Voltando ao início deste século,
minha monografia tinha por tema os movimentos sociais na universidade pública.
O Zé, do alto de sua experiência, me apresentou uma questão logo no início de
nossos trabalhos formulada de maneira simples e objetiva. Afinal, se estávamos
falando de movimentos sociais, o que os move? Se a pergunta era sintética e
elegante, a resposta (ou as respostas) me levou a trafegar pelas águas turvas
das noites em claro. A pergunta do Zé tocava realmente no que era fundamental.
Quais seriam os “móveis” da ação coletiva? Arrisco dizer que de lá pra cá parte
de meus trabalhos foram tentativas de responder a essa pergunta de forma direta
ou indireta e certamente parcela do conhecimento sistemático sobre a política
enquanto fenômeno se estrutura nos arredores dos dilemas da ação coletiva.

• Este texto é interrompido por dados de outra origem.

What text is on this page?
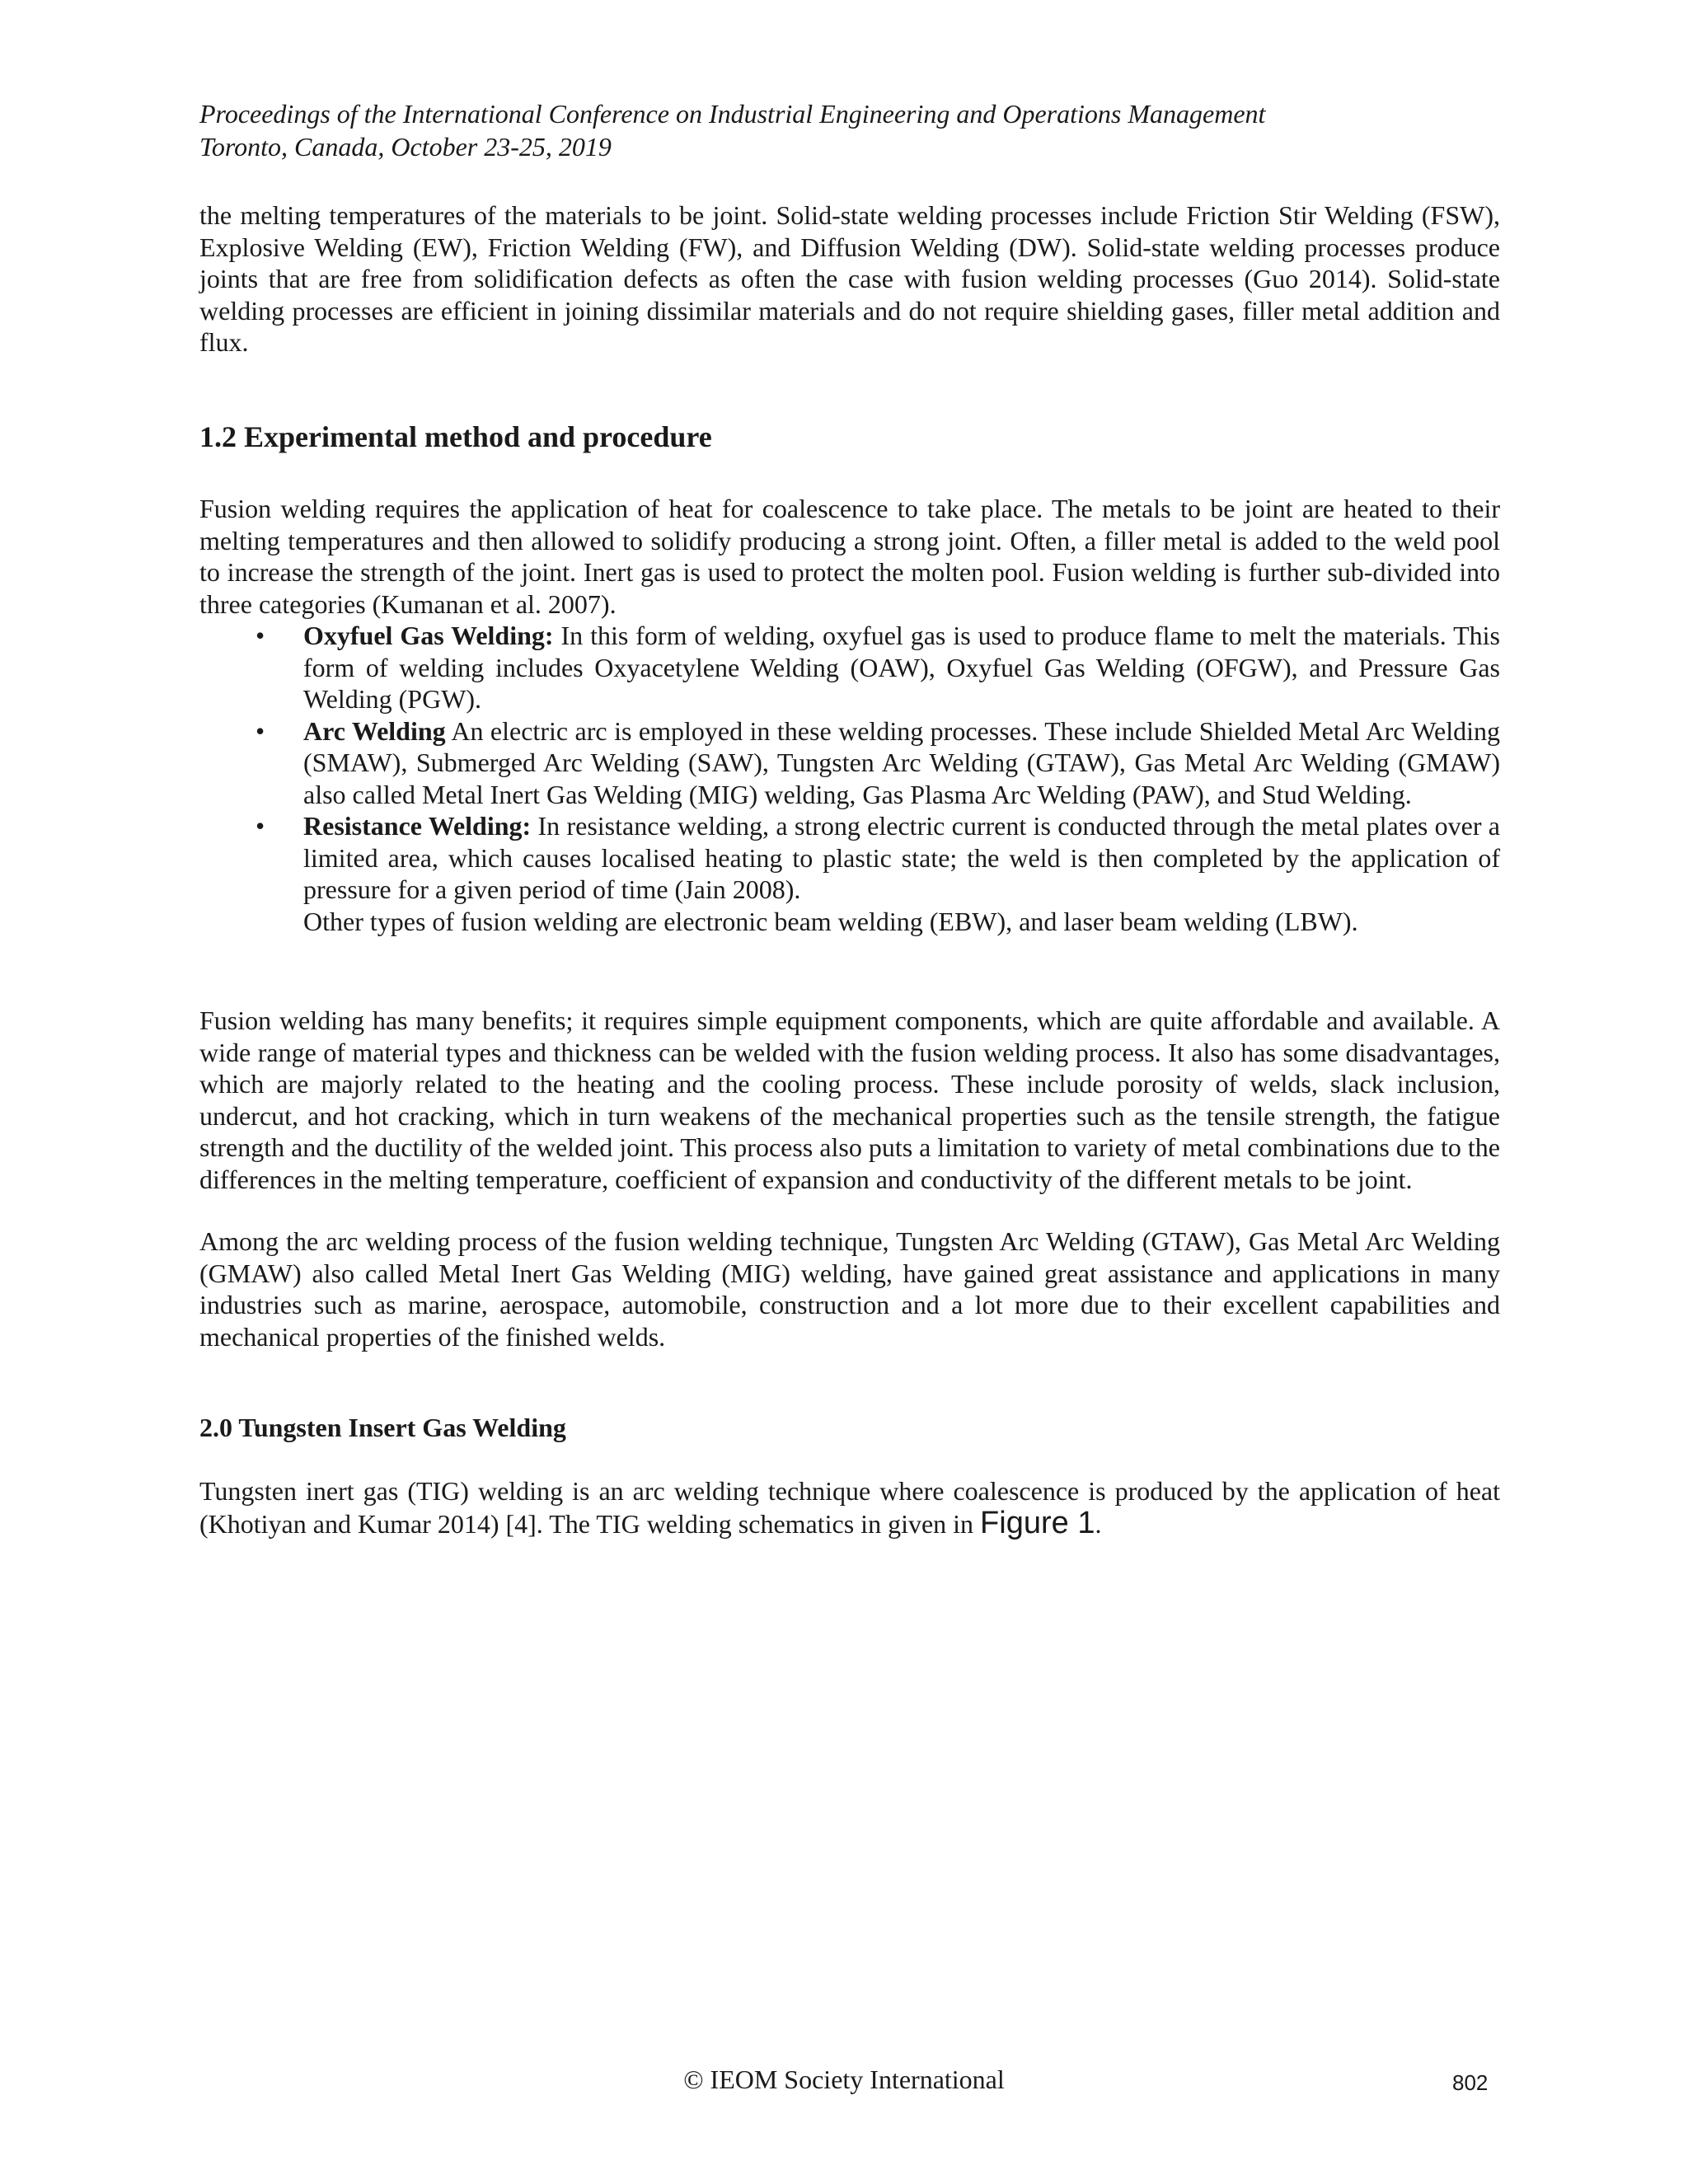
Proceedings of the International Conference on Industrial Engineering and Operations Management
Toronto, Canada, October 23-25, 2019

the melting temperatures of the materials to be joint. Solid-state welding processes include Friction Stir Welding (FSW), Explosive Welding (EW), Friction Welding (FW), and Diffusion Welding (DW). Solid-state welding processes produce joints that are free from solidification defects as often the case with fusion welding processes (Guo 2014). Solid-state welding processes are efficient in joining dissimilar materials and do not require shielding gases, filler metal addition and flux.

1.2 Experimental method and procedure

Fusion welding requires the application of heat for coalescence to take place. The metals to be joint are heated to their melting temperatures and then allowed to solidify producing a strong joint. Often, a filler metal is added to the weld pool to increase the strength of the joint. Inert gas is used to protect the molten pool. Fusion welding is further sub-divided into three categories (Kumanan et al. 2007).

• Oxyfuel Gas Welding: In this form of welding, oxyfuel gas is used to produce flame to melt the materials. This form of welding includes Oxyacetylene Welding (OAW), Oxyfuel Gas Welding (OFGW), and Pressure Gas Welding (PGW).
• Arc Welding An electric arc is employed in these welding processes. These include Shielded Metal Arc Welding (SMAW), Submerged Arc Welding (SAW), Tungsten Arc Welding (GTAW), Gas Metal Arc Welding (GMAW) also called Metal Inert Gas Welding (MIG) welding, Gas Plasma Arc Welding (PAW), and Stud Welding.
• Resistance Welding: In resistance welding, a strong electric current is conducted through the metal plates over a limited area, which causes localised heating to plastic state; the weld is then completed by the application of pressure for a given period of time (Jain 2008).

Other types of fusion welding are electronic beam welding (EBW), and laser beam welding (LBW).

Fusion welding has many benefits; it requires simple equipment components, which are quite affordable and available. A wide range of material types and thickness can be welded with the fusion welding process. It also has some disadvantages, which are majorly related to the heating and the cooling process. These include porosity of welds, slack inclusion, undercut, and hot cracking, which in turn weakens of the mechanical properties such as the tensile strength, the fatigue strength and the ductility of the welded joint. This process also puts a limitation to variety of metal combinations due to the differences in the melting temperature, coefficient of expansion and conductivity of the different metals to be joint.

Among the arc welding process of the fusion welding technique, Tungsten Arc Welding (GTAW), Gas Metal Arc Welding (GMAW) also called Metal Inert Gas Welding (MIG) welding, have gained great assistance and applications in many industries such as marine, aerospace, automobile, construction and a lot more due to their excellent capabilities and mechanical properties of the finished welds.

2.0 Tungsten Insert Gas Welding

Tungsten inert gas (TIG) welding is an arc welding technique where coalescence is produced by the application of heat (Khotiyan and Kumar 2014) [4]. The TIG welding schematics in given in Figure 1.

© IEOM Society International	802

Na conjuntura atabalhoada em que
vivemos Aluysio Abreu Barbosa em uma conversa telefônica amistosa decidiu
reencarnar a pergunta do Zé trazendo para o nosso contexto. Senti na pele que
de fato as grandes questões não desaparecem. Elas se atualizam de acordo com as
especificidades de cada momento histórico. Aluysio inclusive não me colocou
“pouca coisa”. Ele nota, de forma correta, que os grandes movimentos coletivos
brasileiros ocorridos desde o arrefecimento da ditadura civil-militar até 2015,
perpassando o Fora Collor de 1992 e o junho de 2013 nas regiões metropolitanas
do país, não são tudo farinha do mesmo saco. De fato não são. Todavia, vamos
tentar ver o mínimo estrutural que os aproxima e o muito que diferencia estes
grandes movimentos que tem a rua por cenário. Causando estranheza ao leitor,
justamente o que os assemelha e os distancia envolve responder a pergunta do
Zé: quais os móveis?
Teoricamente, de Karl Marx
(1818-1883) a Mancur Olson (1932-1988), o que move grupos e classes que
engendram ação coletiva, o “grande móvel”, é o interesse. É justamente o que
aglutina e torna possível a ação coletiva e associativa dos sindicatos, movimentos
sociais tradicionais, grupos de pressão, movimentos de massa, etc.. Seja a
Associação Nacional de Rifles da América, o Greenpeace, O Movimento dos
Trabalhadores Rurais Sem Terra, a Federação das Indústrias do Estado de São
Paulo ou o pessoal da Tradição, Família e Propriedade. Coloquei exemplos tão
discrepantes não tanto para causar desconforto ao leitor. Apenas quis
demonstrar que estes grupos, a despeito do seu posicionamento no espectro
político, se são de esquerda ou direita, progressistas ou conservadores, todos
se agrupam em prol de algum interesse comum e compartilhado. A associação
“reduz custos” que seriam simplesmente impossíveis para um indivíduo isolado e
a ação coletiva visa permitir que se alcance um objetivo ou um conjunto de
objetivos.
Antes de prosseguir, venho
declarar minha discordância sobre a morte da política ou o que seria um
processo de despolitização no Brasil contemporâneo. Eu concordo que exista um
arrefecimento da política tradicional sem dúvida, algo que está na raiz da crise
da democracia representativa no mundo. Não por acaso partidos, seja aqui ou na
Europa, apresentam um déficit de legitimidade considerável entre seus
eleitores. Porém, a política envolve tomar decisões dotadas de caráter
vinculante como diria o alemão Niklas Luhmann (1927-1998). Portanto, se a morte
é inevitável para tudo o que é vivo, a política é inescapável para todos(as)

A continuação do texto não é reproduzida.